Description: Membership in the indexed union over operator values where the index varies the second input is equivalent to the existence of at least one index such that the element is a member of that operator value. The index set N is restricted to an upper range of integers. (Contributed by RP, 2-Jun-2020)
| Ref | Expression | ||
|---|---|---|---|
| Hypothesis | eliunov2uz.def | |- C = ( r e. _V |-> U_ n e. N ( r .^ n ) ) |
|
| Assertion | eliunov2uz | |- ( ( R e.

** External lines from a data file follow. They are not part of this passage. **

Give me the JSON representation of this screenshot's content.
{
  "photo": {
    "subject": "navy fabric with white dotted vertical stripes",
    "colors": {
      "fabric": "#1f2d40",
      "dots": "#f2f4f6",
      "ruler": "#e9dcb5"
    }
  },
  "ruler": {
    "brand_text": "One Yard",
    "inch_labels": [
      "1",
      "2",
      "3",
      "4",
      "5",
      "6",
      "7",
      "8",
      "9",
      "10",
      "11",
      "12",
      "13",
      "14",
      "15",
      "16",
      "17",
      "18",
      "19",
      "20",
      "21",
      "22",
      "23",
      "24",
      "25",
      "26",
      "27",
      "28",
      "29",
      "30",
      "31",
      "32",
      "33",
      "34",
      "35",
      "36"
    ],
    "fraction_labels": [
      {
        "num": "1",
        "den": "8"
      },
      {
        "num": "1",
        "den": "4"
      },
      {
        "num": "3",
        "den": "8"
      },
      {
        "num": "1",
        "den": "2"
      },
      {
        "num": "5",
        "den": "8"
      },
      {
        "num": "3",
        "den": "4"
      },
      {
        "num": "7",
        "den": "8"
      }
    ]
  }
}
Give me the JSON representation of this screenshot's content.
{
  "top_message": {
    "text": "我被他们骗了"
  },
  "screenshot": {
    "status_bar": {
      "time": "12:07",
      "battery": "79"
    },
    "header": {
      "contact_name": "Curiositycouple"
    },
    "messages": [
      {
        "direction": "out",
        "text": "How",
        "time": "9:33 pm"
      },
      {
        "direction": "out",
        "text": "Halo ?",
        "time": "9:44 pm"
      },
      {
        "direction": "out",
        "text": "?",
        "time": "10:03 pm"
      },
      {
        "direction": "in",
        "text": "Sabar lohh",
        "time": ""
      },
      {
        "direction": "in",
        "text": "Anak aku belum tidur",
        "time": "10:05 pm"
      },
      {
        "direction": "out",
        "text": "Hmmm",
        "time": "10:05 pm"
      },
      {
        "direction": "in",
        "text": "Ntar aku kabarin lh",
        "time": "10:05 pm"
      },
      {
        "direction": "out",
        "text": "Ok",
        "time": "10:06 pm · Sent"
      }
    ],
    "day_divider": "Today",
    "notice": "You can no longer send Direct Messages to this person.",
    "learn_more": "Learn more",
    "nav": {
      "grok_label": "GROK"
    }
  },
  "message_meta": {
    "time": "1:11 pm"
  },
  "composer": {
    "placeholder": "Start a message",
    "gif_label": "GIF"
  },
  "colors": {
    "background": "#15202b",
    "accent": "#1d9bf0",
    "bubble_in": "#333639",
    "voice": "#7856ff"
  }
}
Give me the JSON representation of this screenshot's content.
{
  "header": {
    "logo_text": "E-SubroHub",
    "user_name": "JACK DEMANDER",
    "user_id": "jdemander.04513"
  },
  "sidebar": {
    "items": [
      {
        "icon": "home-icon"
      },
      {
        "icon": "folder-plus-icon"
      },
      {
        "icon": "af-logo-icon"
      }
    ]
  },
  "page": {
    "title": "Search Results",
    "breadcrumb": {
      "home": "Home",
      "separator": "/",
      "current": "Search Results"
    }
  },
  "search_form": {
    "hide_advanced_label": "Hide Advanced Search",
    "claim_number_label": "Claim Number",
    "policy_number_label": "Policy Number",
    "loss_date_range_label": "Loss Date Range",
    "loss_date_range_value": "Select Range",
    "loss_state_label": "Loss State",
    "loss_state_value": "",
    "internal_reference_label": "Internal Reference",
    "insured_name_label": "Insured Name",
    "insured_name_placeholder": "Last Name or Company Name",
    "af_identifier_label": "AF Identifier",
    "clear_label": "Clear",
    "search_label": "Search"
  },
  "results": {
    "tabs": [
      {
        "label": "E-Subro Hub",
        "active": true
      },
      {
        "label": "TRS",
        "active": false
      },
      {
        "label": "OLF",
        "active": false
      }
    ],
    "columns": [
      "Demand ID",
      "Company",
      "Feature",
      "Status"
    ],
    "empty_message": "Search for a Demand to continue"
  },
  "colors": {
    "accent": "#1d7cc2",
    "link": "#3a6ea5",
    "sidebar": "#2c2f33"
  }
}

U /\ N = ( ZZ>= ` M ) ) -> ( X e. ( C ` R ) <-> E. n e. N X e. ( R .^ n ) ) ) |
| Step | Hyp | Ref | Expression |
|---|---|---|---|
| 1 | eliunov2uz.def | |- C = ( r e. _V |-> U_ n e. N ( r .^ n ) ) |
|
| 2 | simpr | |- ( ( R e. U /\ N = ( ZZ>= ` M ) ) -> N = ( ZZ>= ` M ) ) |
|
| 3 | fvex | |- ( ZZ>= ` M ) e. _V |
|
| 4 | 2 3 | eqeltrdi | |- ( ( R e. U /\ N = ( ZZ>= ` M ) ) -> N e. _V ) |
| 5 | 1 | eliunov2 | |- ( ( R e. U /\ N e. _V ) -> ( X e. ( C ` R ) <-> E. n e. N X e. ( R .^ n ) ) ) |
| 6 | 4 5 | syldan | |- ( ( R e. U /\ N = ( ZZ>= ` M ) ) -> ( X e. ( C ` R ) <-> E. n e. N X e. ( R .^ n ) ) ) |